It's a charming romantic comedy... except for Hori's fetish, which freaked me out. But that only pops up occasionally.
The portmanteau title comes from its main characters' names: Hori and Miya(mura). Hori is a completely normal schoolgirl... until you get to know her. In private, she's a clever, violent, short-tempered girl who spends most of her free time looking after her little brother. (Their workaholic parents are rarely around.) As for Miyamura, he looks like a gloomy goth who needs a haircut. He has tattoos, plus piercings that he did himself in middle school. In fact, he's a lonely, sweet, timid chap who's a lot less dark than he used to be. Those piercings were probably self-harm and he might have been borderline suicidal at the time.
They're going to become a couple. They're actually great together, despite their differences and some personality issues. Miyamura has some growth to do, especially in his self-confidence. Hori is more masculine than him, at least by Japanese standards. He's a great cook, is easily scared, hates confrontation and is actually pretty underneath the glasses and the bad haircut. Hori loves horror films, beats people up, is physically stronger than Miyamura and (here comes the scary bit) has a fetish about bastard boyfriends. It turns her on to make Miyamura talk and act like a rude, woman-beating thug. She likes being hit. This freaks out both Miyamura and the audience (or at least me).

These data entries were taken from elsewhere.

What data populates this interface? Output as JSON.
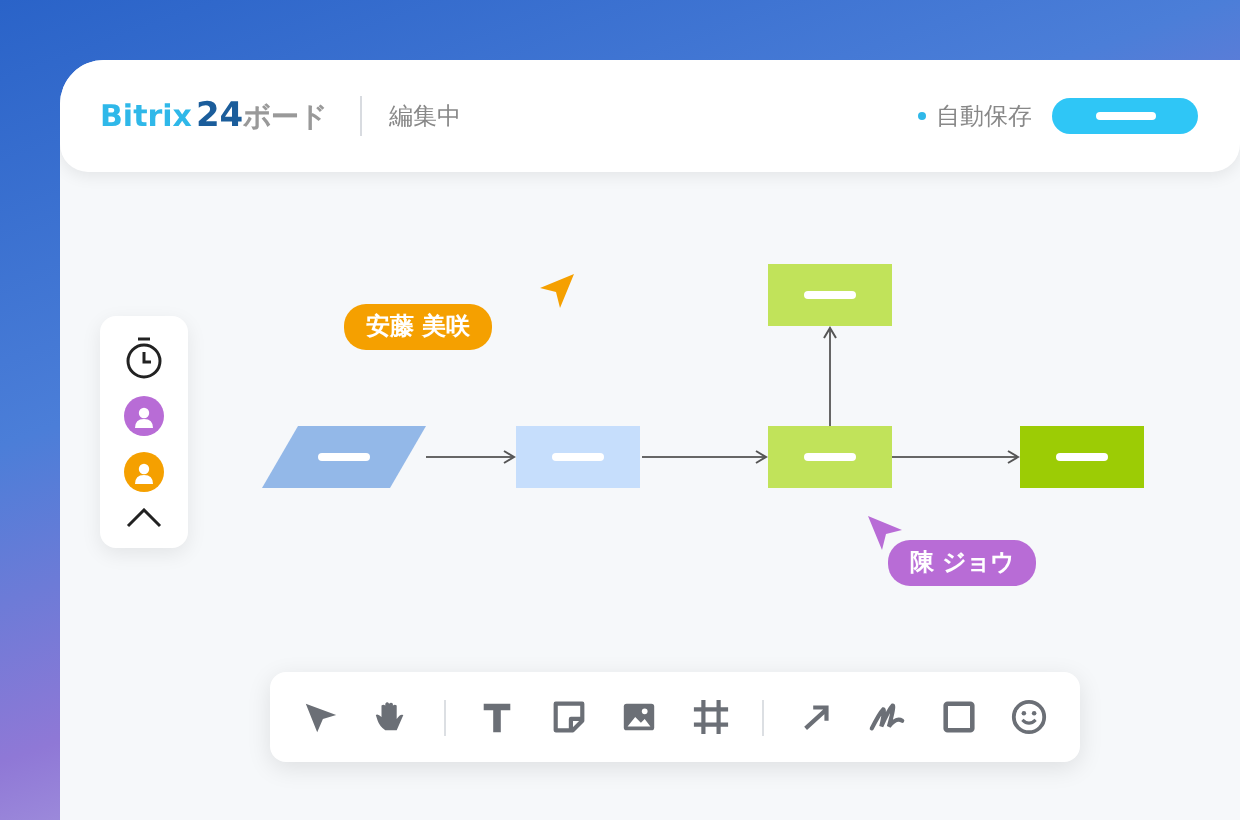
{
  "header": {
    "brand": {
      "name": "Bitrix",
      "number": "24",
      "product": "ボード"
    },
    "status": "編集中",
    "autosave": "自動保存"
  },
  "presence": [
    {
      "kind": "avatar",
      "color": "#b86cd6"
    },
    {
      "kind": "avatar",
      "color": "#f5a000"
    }
  ],
  "nodes": [
    {
      "kind": "parallelogram",
      "color": "#93b8e8"
    },
    {
      "kind": "rect",
      "color": "#c6defc"
    },
    {
      "kind": "rect",
      "color": "#c1e35a"
    },
    {
      "kind": "rect",
      "color": "#c1e35a"
    },
    {
      "kind": "rect",
      "color": "#9ccc05"
    }
  ],
  "cursors": [
    {
      "name": "安藤 美咲",
      "color": "#f5a000"
    },
    {
      "name": "陳 ジョウ",
      "color": "#b86cd6"
    }
  ]
}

In fairness, it's possible that Hori's kink is a bit more twisted than that, i.e. it specifically relates to forcing Miyamura to behave in this manner he hates. If she really liked such men, she wouldn't have chosen Miyamura in the first place. If so, though, that's a new definition of abuse.
Never mind all that, though. It made me cringe, but only occasionally. Most of the show is clever, witty and perceptive about the problems of all these people with significant gaps between their real and perceived personas. I also think it has a discernable female voice. There's unrequited and hidden love all over the place, but it's the girls' suffering that really gets examined. I'm thinking of Sakura and Yuki, with the latter's actions being (in the abstract) quite shitty. She knows that, though, and has made that guilt part of her own damagingly low opinion of herself. She grows. They all do, actually. The boys, in contrast, are more likely to be pretty, a bit dim and weaker than they look. (The show has more than one take on the notion of a girl who's stronger than her man, with the subtlest being Remi and Kakeru. She's pretending, because she knows how insecure and fragile he is. He hasn't realised.)

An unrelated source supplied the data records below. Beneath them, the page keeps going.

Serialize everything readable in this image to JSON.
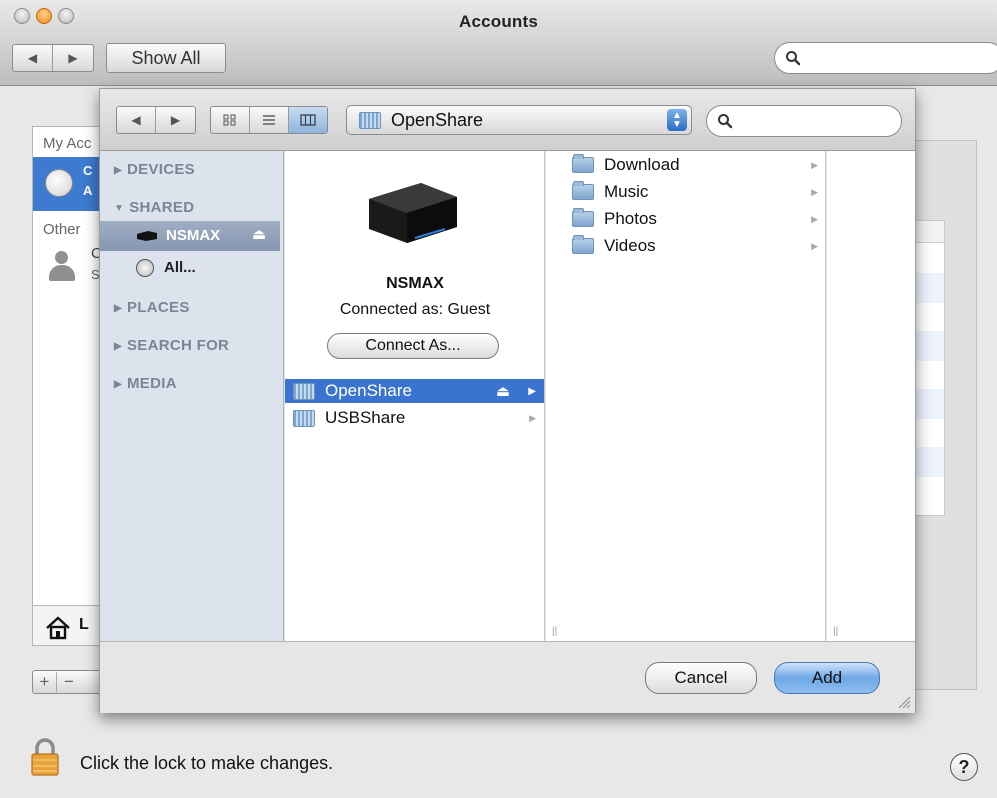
{
  "window": {
    "title": "Accounts"
  },
  "toolbar": {
    "show_all": "Show All",
    "search_placeholder": ""
  },
  "background": {
    "my_accounts": "My Acc",
    "other": "Other",
    "account_row_letters": [
      "C",
      "A"
    ],
    "other_row_letters": [
      "C",
      "S"
    ],
    "login_letter": "L"
  },
  "sheet": {
    "path_popup": "OpenShare",
    "search_placeholder": "",
    "sidebar": {
      "devices": "DEVICES",
      "shared": "SHARED",
      "shared_items": [
        "NSMAX",
        "All..."
      ],
      "places": "PLACES",
      "search_for": "SEARCH FOR",
      "media": "MEDIA"
    },
    "server": {
      "name": "NSMAX",
      "connected_as": "Connected as: Guest",
      "connect_button": "Connect As..."
    },
    "shares": [
      "OpenShare",
      "USBShare"
    ],
    "folders": [
      "Download",
      "Music",
      "Photos",
      "Videos"
    ],
    "cancel": "Cancel",
    "add": "Add"
  },
  "lock": {
    "text": "Click the lock to make changes."
  },
  "help": "?"
}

I love the supporting cast, but the show doesn't give everyone enough story space. By the end, you might need notes to be sure of exactly who's who. I've seen fans accuse the anime of "speeding through the source manga like a bat out of hell". I can believe that.
This isn't a perfect show, but it's still lovely. It's not without fairly dark and/or uncomfortable material, but at the same time it's fresh and funny. I love Sawada the comedy freak of ep.6, for instance, and Hori's very slappable dad. Hori and Miyamura's relationship goes further than in many other anime romantic comedies. Definitely recommended.